8/10
You won't be able to take your eyes off of Billie Dove; mild moral fable still has plenty of box-office appeal
29 April 2021
"Sensation Seekers" (1927) is, frankly, a genuine potboiler, but...it's a great potboiler! Starring absolutely gorgeous Billie Dove who gives an outstanding performance and is someone the viewer cannot takes eyes off of while she's on screen, her co-stars are Raymond Bloomer, Huntley Gordon, Peggy Montgomery (no, not the child star), Will Gregory, Edith Yorke, Helen Gilmore, Phillips Smalley (director Lois Weber's ex-husband!), and others. Near the end, look for a hammy looking, mustachioed, young Walter Brennan as a yacht hand. One last person in the film needs to be recognized. He's not mentioned in the credits, but he plays a major part near the end, and that's Tom Ricketts as the new minister's bishop.

Newly released by Kino-Lorber on Blu-Ray, this is one of the last films directed by Lois Weber, and it was her last for Universal Studios where she'd been a top director, if not their top director, since the early and middle 1910s. Weber's works nearly always spun a moral of some sort. Here we see a twenties flapper, Dove, become infatuated with the new minister. We also see the new minister become infatuated with - Dove. Dove is seen early on going to a local jazz club (where a jazz band number is played out behind a screen in silhouette!!) and finding her father there with a woman not his wife - evidently a nightly habit - and then a raid occurring where Dove and the rest of the place, minus a couple of those in her crew whom she saves by taking their illegal flasks of booze, are carted off to jail. She's bailed out none the less by the new minister! Here begins the moral story. Rather than going through the shenanigans of the middle of the film - some of which is stretched just a tad too long...

The ending is a wowzer! Dove and her supposed fiancé, Huntley Gordon - a fiancé who is verily soused - are on a yacht going to another town to elope. They're on the yacht during a tremendous storm, one where any right minded individual would not attempt to weather in any small yacht. One of the crew who is captaining the wheel takes his eyes off of what he's doing for about twenty seconds and collides the yacht with a boat. It damages the yacht beyond repair.

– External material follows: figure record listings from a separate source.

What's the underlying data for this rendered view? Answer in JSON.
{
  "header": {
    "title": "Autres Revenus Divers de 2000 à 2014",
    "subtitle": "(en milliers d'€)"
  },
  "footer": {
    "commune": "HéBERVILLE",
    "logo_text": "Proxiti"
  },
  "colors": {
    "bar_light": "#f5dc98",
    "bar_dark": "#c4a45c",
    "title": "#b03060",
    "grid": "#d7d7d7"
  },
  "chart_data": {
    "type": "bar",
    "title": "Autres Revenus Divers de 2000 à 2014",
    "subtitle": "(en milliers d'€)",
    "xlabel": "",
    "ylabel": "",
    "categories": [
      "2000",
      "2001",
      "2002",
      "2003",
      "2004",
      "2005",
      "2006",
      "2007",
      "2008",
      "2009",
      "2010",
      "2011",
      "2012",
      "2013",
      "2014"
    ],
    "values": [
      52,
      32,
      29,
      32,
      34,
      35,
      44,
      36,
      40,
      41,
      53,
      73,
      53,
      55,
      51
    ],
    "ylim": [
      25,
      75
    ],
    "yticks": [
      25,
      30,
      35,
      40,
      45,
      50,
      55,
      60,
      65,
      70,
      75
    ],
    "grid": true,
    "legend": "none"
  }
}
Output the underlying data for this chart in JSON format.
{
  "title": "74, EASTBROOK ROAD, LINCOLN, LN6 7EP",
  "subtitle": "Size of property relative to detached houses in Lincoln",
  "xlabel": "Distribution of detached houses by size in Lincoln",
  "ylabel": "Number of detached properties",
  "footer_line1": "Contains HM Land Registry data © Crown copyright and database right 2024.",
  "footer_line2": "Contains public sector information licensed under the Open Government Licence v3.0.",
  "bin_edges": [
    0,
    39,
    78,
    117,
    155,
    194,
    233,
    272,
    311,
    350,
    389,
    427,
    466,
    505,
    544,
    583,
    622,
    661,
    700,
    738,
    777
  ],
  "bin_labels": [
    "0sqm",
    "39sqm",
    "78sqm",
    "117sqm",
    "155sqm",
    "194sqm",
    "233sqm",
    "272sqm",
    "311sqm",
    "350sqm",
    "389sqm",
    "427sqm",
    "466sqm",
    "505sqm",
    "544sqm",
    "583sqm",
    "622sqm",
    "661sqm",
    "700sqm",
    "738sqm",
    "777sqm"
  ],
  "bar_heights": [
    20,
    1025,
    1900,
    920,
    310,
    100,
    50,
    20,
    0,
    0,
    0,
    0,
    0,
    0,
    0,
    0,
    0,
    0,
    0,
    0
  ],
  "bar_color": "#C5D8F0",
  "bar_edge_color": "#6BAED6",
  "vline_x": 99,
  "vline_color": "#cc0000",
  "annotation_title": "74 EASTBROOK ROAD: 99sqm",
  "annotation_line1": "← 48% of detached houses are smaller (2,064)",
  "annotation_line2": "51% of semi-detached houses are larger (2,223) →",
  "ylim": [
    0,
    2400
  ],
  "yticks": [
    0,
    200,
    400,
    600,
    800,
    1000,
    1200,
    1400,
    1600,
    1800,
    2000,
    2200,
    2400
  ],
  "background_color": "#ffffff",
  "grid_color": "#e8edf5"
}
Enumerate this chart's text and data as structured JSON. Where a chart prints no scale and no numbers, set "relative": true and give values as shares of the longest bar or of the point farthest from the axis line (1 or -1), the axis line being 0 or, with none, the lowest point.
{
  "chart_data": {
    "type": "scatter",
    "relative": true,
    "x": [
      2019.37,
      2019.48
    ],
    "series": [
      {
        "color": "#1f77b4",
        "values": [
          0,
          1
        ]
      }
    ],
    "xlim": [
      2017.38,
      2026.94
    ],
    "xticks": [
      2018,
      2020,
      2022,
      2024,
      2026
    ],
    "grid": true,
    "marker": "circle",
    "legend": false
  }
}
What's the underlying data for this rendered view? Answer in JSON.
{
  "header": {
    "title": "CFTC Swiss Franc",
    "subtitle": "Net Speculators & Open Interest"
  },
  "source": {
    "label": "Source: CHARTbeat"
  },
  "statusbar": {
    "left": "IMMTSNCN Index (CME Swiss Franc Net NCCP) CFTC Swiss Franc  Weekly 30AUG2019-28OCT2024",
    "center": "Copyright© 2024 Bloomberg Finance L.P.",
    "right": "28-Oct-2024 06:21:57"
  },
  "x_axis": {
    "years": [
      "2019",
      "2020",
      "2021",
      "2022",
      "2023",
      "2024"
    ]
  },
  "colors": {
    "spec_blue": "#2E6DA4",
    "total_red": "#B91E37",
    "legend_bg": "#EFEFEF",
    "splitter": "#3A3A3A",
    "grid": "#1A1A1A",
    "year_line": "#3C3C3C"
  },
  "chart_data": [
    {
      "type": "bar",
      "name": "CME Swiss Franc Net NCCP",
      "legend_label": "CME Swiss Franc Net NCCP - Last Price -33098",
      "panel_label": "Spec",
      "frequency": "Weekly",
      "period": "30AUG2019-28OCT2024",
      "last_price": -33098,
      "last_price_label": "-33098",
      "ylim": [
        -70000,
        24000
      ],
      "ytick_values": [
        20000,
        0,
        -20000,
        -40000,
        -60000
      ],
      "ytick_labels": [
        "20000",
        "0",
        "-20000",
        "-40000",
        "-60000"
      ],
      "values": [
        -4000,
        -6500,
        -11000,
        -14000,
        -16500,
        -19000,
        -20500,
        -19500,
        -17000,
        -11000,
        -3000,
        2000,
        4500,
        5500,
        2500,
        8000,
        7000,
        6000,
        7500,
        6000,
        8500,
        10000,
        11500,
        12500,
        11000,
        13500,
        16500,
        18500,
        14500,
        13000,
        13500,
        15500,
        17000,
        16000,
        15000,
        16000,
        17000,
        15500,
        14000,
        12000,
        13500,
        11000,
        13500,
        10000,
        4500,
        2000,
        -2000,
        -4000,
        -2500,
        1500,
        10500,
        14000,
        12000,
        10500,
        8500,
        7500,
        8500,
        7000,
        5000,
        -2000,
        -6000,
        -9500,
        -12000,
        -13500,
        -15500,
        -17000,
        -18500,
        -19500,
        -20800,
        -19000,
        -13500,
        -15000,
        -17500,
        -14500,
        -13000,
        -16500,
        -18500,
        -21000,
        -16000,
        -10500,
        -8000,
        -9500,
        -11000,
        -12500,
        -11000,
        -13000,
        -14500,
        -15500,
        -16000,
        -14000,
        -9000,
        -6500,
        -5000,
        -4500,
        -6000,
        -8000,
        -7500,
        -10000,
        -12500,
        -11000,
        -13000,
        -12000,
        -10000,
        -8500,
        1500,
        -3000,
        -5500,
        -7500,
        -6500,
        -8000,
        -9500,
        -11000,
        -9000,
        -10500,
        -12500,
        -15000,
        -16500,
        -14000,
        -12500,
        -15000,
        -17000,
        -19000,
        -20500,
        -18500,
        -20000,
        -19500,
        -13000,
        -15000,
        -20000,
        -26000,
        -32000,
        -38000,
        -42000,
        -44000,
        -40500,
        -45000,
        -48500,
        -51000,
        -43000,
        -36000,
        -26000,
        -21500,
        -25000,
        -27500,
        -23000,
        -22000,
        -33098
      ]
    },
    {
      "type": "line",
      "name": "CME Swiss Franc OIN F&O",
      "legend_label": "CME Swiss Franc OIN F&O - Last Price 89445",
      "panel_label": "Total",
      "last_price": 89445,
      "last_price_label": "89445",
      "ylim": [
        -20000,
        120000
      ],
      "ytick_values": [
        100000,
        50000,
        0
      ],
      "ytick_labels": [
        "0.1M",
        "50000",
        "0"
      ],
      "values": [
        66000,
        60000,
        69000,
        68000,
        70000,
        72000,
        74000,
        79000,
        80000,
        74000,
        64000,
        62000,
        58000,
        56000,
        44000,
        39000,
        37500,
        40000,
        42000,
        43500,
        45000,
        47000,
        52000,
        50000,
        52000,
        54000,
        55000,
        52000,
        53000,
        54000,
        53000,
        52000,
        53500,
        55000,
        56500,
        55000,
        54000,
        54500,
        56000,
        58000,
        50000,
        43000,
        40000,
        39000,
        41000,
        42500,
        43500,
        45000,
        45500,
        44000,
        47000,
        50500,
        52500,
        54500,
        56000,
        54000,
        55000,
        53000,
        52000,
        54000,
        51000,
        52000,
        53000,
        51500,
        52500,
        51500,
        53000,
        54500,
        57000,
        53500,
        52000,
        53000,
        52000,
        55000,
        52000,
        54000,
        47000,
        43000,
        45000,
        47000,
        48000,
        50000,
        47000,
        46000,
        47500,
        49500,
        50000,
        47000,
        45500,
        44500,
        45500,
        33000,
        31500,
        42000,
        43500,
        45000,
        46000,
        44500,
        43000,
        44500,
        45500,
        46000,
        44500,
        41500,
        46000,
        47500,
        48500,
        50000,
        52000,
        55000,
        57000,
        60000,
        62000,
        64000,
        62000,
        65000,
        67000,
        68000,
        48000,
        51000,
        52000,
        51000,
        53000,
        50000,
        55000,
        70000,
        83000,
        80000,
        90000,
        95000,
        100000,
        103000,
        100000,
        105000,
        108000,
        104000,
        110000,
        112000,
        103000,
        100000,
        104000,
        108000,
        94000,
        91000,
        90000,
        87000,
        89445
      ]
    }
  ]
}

Meanwhile, the minister is in pursuit of Dove. A magnificent scene plays out with the weather, the sinking yacht, the imperiled Dove and crew, and the pursuing minister and the crew driving his "rescue" boat. Superb ending. And the film, for the record, ends rather abruptly, but it's a perfect ending for what has preceded it.

Highly recommended. Yes, it's a potboiler, and if you're offended with the patter of moral feet chasing the story you may not like all that you see, but it's done with some genuine talent and spiritual feeling. Weber definitely had her eye on the box office as well, and because of that, this still plays with lots of entertainment value. Dove is glorious to watch.

One last note: I've seen Huntley Gordon in several films over the years, and he always reminds me of a combination of William Boyd (Hopalong) and Reginald Denny. He looks exactly as if they'd collided and become a new individual!